Lone Grove, Oklahoma – Mr. Sam Porter, director of the Baptist General Convention of Oklahoma (BGCO) was driving through this devastated southern Oklahoma community on Wednesday morning after a rare winter tornado ripped homes and businesses apart, turning local families’ lives upside down in its deadly wake. However, this was no coincidence. Mr. Porter had left Oklahoma City earlier that morning to mobilize the BGCO’s disaster relief effort. In coordination with local, state, and federal emergency officials, Mr. Porter requested BGCO volunteers set up their self-powered mobile cooking facility known as Unit 1, in the First Baptist Church of Lone Grove parking lot.
Unit 1, a self-contained commercial kitchen built on a semi-truck trailer, is capable of preparing up to 18,000 meals per day. Mr. Dan Fuller, zone leader for this area, explained that Unit 1 prepares hot meals from food supplied by the Red Cross, Salvation Army, FEMA, and private donors. After the BGCO volunteers prepare the food, in addition to their onsite serving line inside the First Baptist Church, individual meals and drinking water are disbursed to various relief organizations for distribution to the homeless victims, emergency personnel and volunteers working throughout the disaster area.
Over the noise of electric generators and busy kitchen personnel, Mr. Fuller stated the BGCO also owned approximately 20 smaller trailers with a 2,000 meal per day serving capacity that was available to be utilized around the state and nation for disaster relief. Desiring to provide essential services beyond food preparation, BGCO volunteers also form chainsaw crews, cleanup crews, and provide childcare. In some cases, these volunteer crews remain long after the remote food preparation trailers are needed. The BGCO also provides portable showers on trailers with clothes washer and dryer facilities for both volunteers and disaster victims. After visiting with Mr. Fuller and seeing the BGCO volunteers’ relief effort, I was inspired by their dedication.
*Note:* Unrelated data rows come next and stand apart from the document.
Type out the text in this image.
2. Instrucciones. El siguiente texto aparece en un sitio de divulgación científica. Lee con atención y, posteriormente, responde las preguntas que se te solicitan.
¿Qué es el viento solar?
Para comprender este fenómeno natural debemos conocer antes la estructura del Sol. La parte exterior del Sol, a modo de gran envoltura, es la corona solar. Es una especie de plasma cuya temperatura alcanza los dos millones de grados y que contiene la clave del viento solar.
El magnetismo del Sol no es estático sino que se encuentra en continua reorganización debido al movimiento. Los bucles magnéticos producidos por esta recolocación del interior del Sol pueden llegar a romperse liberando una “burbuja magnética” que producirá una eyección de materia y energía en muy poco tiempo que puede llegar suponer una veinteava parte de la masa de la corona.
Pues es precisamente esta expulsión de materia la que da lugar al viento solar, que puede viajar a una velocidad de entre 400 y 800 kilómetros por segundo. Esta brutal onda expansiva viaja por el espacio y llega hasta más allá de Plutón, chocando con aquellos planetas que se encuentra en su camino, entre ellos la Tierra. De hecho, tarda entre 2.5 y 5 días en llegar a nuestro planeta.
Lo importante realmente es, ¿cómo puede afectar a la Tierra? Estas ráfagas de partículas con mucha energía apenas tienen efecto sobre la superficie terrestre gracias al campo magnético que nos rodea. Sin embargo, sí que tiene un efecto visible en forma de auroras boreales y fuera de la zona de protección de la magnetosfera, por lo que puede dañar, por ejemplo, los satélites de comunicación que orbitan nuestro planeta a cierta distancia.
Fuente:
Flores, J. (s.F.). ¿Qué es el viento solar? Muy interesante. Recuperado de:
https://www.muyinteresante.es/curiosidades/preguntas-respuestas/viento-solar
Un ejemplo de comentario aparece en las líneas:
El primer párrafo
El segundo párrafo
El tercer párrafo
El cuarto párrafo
The previous night’s tornado had also damaged AT&T’s cellular tower, so I continued towards Ardmore to use my AT&T wireless Internet service. As I drove, I noticed the Oklahoma National Guard, Oklahoma Highway Patrol and Lone Grove City Police providing traffic control services. OG&E and State Farm Insurance employees were erecting temporary tents to better serve their customers. Red Cross and the Salvation Army had their mobile disaster relief units present. Local carpenters and roofers were already working diligently to repair storm damage as quickly as possible. Telco Systems employees were hard at work replacing downed telephone lines. OG&E trucks were literally, everywhere. Remarkably, trucks loaded with sheetrock, lumber, and shingles were already delivering construction materials. Pickup trucks with construction workers and ladders could be seen in route to repair damaged homes and buildings.
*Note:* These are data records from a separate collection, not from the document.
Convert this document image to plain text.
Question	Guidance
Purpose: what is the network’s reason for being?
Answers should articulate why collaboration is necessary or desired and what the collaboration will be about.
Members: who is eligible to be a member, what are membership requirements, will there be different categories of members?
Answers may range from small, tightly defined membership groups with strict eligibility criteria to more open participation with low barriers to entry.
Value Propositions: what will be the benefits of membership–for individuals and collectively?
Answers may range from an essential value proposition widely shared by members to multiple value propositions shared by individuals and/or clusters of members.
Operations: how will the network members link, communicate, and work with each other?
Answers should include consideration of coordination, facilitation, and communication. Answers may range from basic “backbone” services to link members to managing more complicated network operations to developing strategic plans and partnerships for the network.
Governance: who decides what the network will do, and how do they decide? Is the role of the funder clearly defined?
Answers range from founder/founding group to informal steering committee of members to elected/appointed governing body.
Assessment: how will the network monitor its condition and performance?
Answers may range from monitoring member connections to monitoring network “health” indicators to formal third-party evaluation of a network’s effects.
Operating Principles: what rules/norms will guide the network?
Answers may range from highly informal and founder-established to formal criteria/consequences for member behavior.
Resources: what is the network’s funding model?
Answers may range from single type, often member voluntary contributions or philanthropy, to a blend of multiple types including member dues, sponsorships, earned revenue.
As I passed by the Lone Grove branch of the American National Bank with their enormous Stars and Stripes flying unfurled in a northerly breeze, I got goose bumps all over me. Overwhelmed with pride to be an Oklahoman and an American, it struck me. When the chips are down, our humanity rises to the occasion. Although I would never have thought it possible, there WAS a silver lining in this terrible tragedy. The human spirit is awesome.